La demanderesse invoque, à l’appui de son pourvoi, les deux moyens de cassation annexés au présent arrêt.
Le dossier a été communiqué au procureur général.
Sur le rapport de Mme Kass-Danno, conseiller référendaire, les observations de la SCP Delvolvé et Trichet, avocat de la société R… logistics, de la SCP Bauer-Violas, Feschotte-Desbois et Sebagh, avocat de la société […] et de la société Allianz Global Corporate & Speciality SE, de la SCP Didier et Pinet, avocat de la société XL Insurance Company Limited et de la société Securitas France, après débats en l’audience publique du 24 novembre 2020 où étaient présents M. Rémery, conseiller doyen faisant fonction de président, Mme Kass-Danno, conseiller référendaire rapporteur, Mme Vaissette, conseiller, et Mme Fornarelli, greffier de chambre,
la chambre commerciale, financière et économique de la Cour de cassation, composée des président et conseillers précités, après en avoir délibéré conformément à la loi, a rendu le présent arrêt.
Faits et procédure
1. Selon l’arrêt attaqué (Paris, 14 mars 2019), rendu sur renvoi après cassation (chambre commerciale, financière et économique, 20 septembre 2017, pourvoi n° 16-20.350), le 10 juin 2009, la société […] (la société […]) a conclu avec la société Saga air transport (la société Saga) un contrat de commission de transport international comprenant une clause limitative de réparation d’un montant de 100 000 euros.

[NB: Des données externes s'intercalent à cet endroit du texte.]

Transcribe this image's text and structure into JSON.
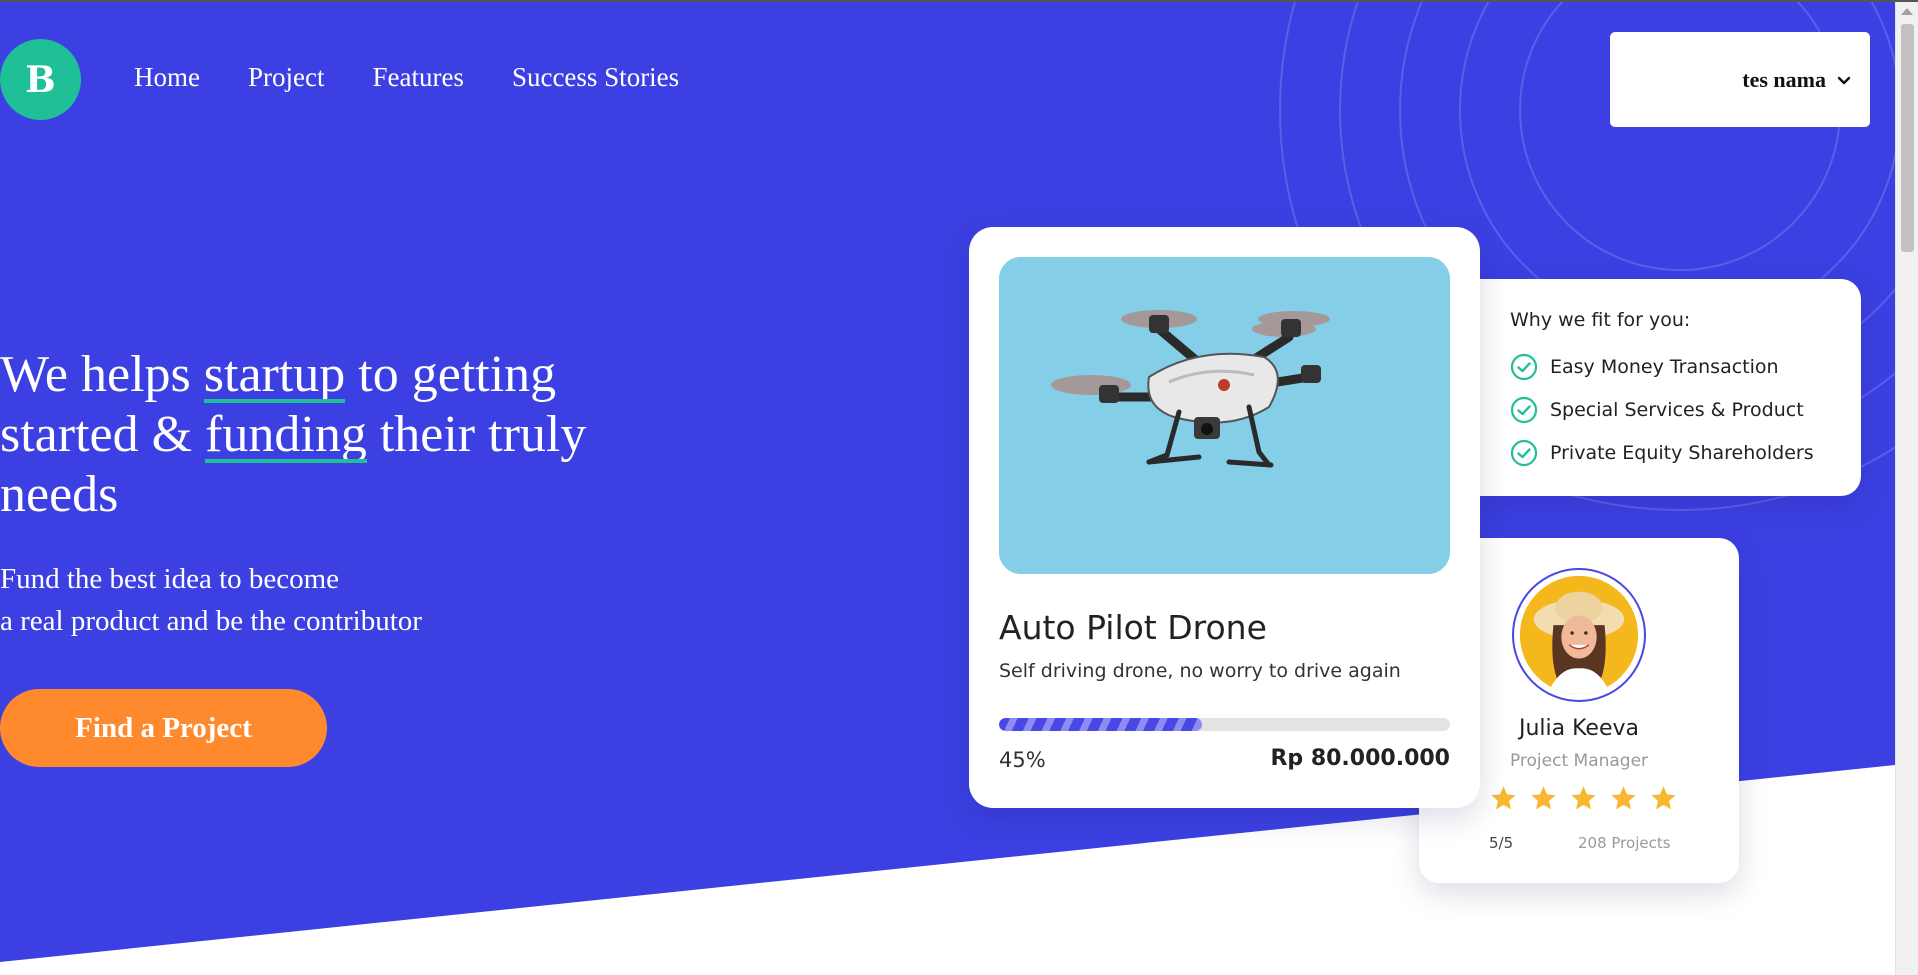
{
  "brand": {
    "logo_letter": "B"
  },
  "nav": {
    "items": [
      {
        "label": "Home"
      },
      {
        "label": "Project"
      },
      {
        "label": "Features"
      },
      {
        "label": "Success Stories"
      }
    ]
  },
  "user_menu": {
    "name": "tes nama",
    "icon": "chevron-down-icon"
  },
  "hero": {
    "headline_part1": "We helps ",
    "headline_hl1": "startup",
    "headline_part2": " to getting started & ",
    "headline_hl2": "funding",
    "headline_part3": " their truly needs",
    "subtitle_line1": "Fund the best idea to become",
    "subtitle_line2": "a real product and be the contributor",
    "cta_label": "Find a Project"
  },
  "project_card": {
    "title": "Auto Pilot Drone",
    "description": "Self driving drone, no worry to drive again",
    "progress": 0.45,
    "progress_label": "45%",
    "amount": "Rp 80.000.000"
  },
  "why_card": {
    "title": "Why we fit for you:",
    "items": [
      {
        "label": "Easy Money Transaction"
      },
      {
        "label": "Special Services & Product"
      },
      {
        "label": "Private Equity Shareholders"
      }
    ]
  },
  "profile_card": {
    "name": "Julia Keeva",
    "role": "Project Manager",
    "stars": 5,
    "rating": "5/5",
    "projects": "208 Projects"
  },
  "colors": {
    "primary": "#3c40e2",
    "accent_green": "#1fbf98",
    "cta_orange": "#ff8a2e",
    "star": "#f7b733"
  }
}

Les risques de dommages et pertes des marchandises en cours de transport étaient assurés par la société Allianz Global Corporate & Specialty France, aux droits de laquelle est venue la société Allianz Global Corporate & Specialty (la société Allianz). Dans la nuit du 11 au 12 février 2010, des cartons de marchandises ont été dérobés dans les entrepôts de la société Saga. Les sociétés […] et Allianz ont assigné en responsabilité et indemnisation la société Saga, aux droits de laquelle est venue la société Saga France, devenue la société R… logistics, ainsi que la société Securitas France (la société Securitas), chargée de la surveillance du site de l’aérogare où se trouvait l’entrepôt de la société Saga. Cette dernière a appelé en garantie la société Securitas et l’assureur de celle-ci, la société XL Insurance Company Limited (la société XL Insurance).

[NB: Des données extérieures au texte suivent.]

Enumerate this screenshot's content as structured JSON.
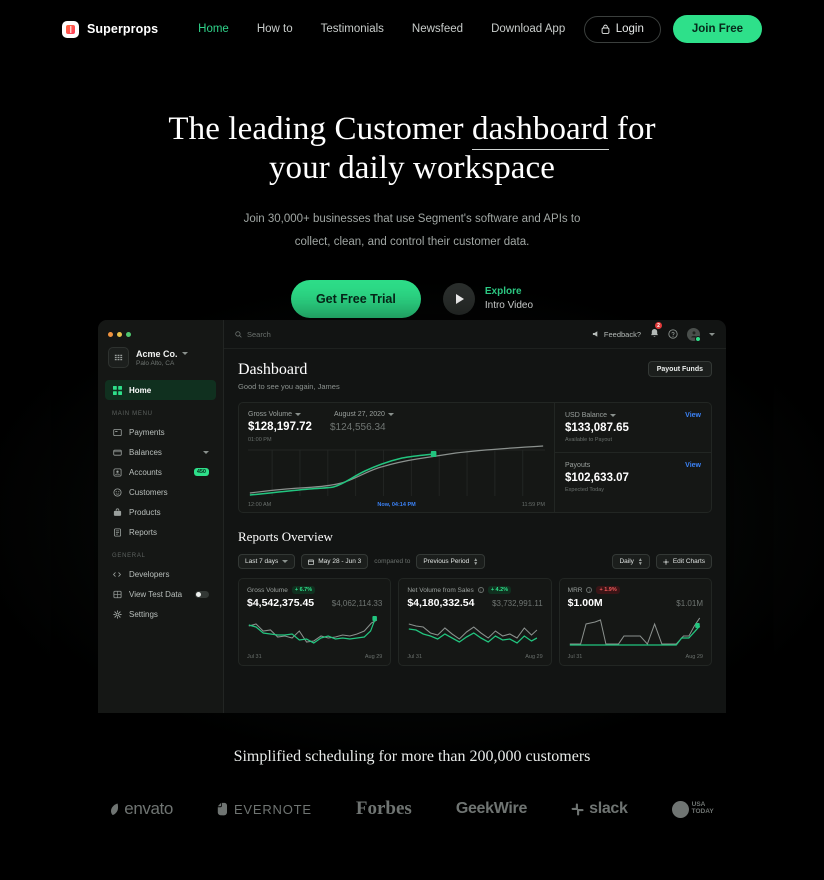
{
  "nav": {
    "brand": "Superprops",
    "links": [
      {
        "label": "Home",
        "active": true
      },
      {
        "label": "How to",
        "active": false
      },
      {
        "label": "Testimonials",
        "active": false
      },
      {
        "label": "Newsfeed",
        "active": false
      },
      {
        "label": "Download App",
        "active": false
      }
    ],
    "login_label": "Login",
    "join_label": "Join Free"
  },
  "hero": {
    "heading_part1": "The leading Customer ",
    "heading_underlined": "dashboard",
    "heading_part2": " for",
    "heading_line2": "your daily workspace",
    "sub_line1": "Join 30,000+ businesses that use Segment's software and APIs to",
    "sub_line2": "collect, clean, and control their customer data.",
    "cta_label": "Get Free Trial",
    "video_line1": "Explore",
    "video_line2": "Intro Video",
    "accent_color": "#2ee08a"
  },
  "dashboard": {
    "org_name": "Acme Co.",
    "org_location": "Palo Alto, CA",
    "search_placeholder": "Search",
    "feedback_label": "Feedback?",
    "notification_count": "2",
    "sidebar": [
      {
        "label": "Home",
        "icon": "grid-icon",
        "selected": true
      },
      {
        "group": "MAIN MENU"
      },
      {
        "label": "Payments",
        "icon": "card-icon"
      },
      {
        "label": "Balances",
        "icon": "wallet-icon",
        "caret": true
      },
      {
        "label": "Accounts",
        "icon": "person-icon",
        "badge": "450"
      },
      {
        "label": "Customers",
        "icon": "smiley-icon"
      },
      {
        "label": "Products",
        "icon": "bag-icon"
      },
      {
        "label": "Reports",
        "icon": "document-icon"
      },
      {
        "group": "GENERAL"
      },
      {
        "label": "Developers",
        "icon": "code-icon"
      },
      {
        "label": "View Test Data",
        "icon": "chart-icon",
        "toggle": true
      },
      {
        "label": "Settings",
        "icon": "gear-icon"
      }
    ],
    "page_title": "Dashboard",
    "page_subtitle": "Good to see you again, James",
    "payout_button": "Payout Funds",
    "gross_volume": {
      "label": "Gross Volume",
      "date_label": "August 27, 2020",
      "value": "$128,197.72",
      "compare_value": "$124,556.34",
      "time_label": "01:00 PM",
      "axis_left": "12:00 AM",
      "axis_now": "Now, 04:14 PM",
      "axis_right": "11:59 PM"
    },
    "usd_balance": {
      "label": "USD Balance",
      "view": "View",
      "value": "$133,087.65",
      "sub": "Available to Payout"
    },
    "payouts": {
      "label": "Payouts",
      "view": "View",
      "value": "$102,633.07",
      "sub": "Expected Today"
    },
    "reports_title": "Reports Overview",
    "toolbar": {
      "range": "Last 7 days",
      "dates": "May 28 - Jun 3",
      "compared_to": "compared to",
      "period": "Previous Period",
      "granularity": "Daily",
      "edit_charts": "Edit Charts"
    },
    "metric_cards": [
      {
        "label": "Gross Volume",
        "delta": "+ 6.7%",
        "delta_dir": "up",
        "value": "$4,542,375.45",
        "compare": "$4,062,114.33",
        "axis_left": "Jul 31",
        "axis_right": "Aug 29",
        "has_info": false
      },
      {
        "label": "Net Volume from Sales",
        "delta": "+ 4.2%",
        "delta_dir": "up",
        "value": "$4,180,332.54",
        "compare": "$3,732,991.11",
        "axis_left": "Jul 31",
        "axis_right": "Aug 29",
        "has_info": true
      },
      {
        "label": "MRR",
        "delta": "+ 1.9%",
        "delta_dir": "down",
        "value": "$1.00M",
        "compare": "$1.01M",
        "axis_left": "Jul 31",
        "axis_right": "Aug 29",
        "has_info": true
      }
    ]
  },
  "footer": {
    "headline": "Simplified scheduling for more than 200,000 customers",
    "logos": [
      "envato",
      "EVERNOTE",
      "Forbes",
      "GeekWire",
      "slack",
      "USA TODAY"
    ]
  }
}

2. Le tribunal a rejeté les demandes de la société […], retenu la responsabilité de la société Saga et fixé à 100 000 euros le montant de l’indemnité due par cette dernière à la société Allianz et condamné in solidum les sociétés Saga, Securitas et XL Insurance à payer cette somme à la société Allianz. Par un arrêt du 10 mai 2016, la cour d’appel de Paris a infirmé le jugement et, statuant à nouveau, condamné in solidum les sociétés R… logistics et Securitas à payer la somme de 1 000 euros à la société […] et rejeté les autres demandes. Le dispositif de cet arrêt a été complété par un arrêt rectificatif du 25 avril 2017 condamnant in solidum les sociétés Securitas et XL Insurance à garantir la société R… logistics des condamnations mises à sa charge dans la proportion de 50 % et condamnant la société R… logistics à garantir les sociétés Securitas et XL Insurance des condamnations mises à leur charge dans la proportion de 50 %.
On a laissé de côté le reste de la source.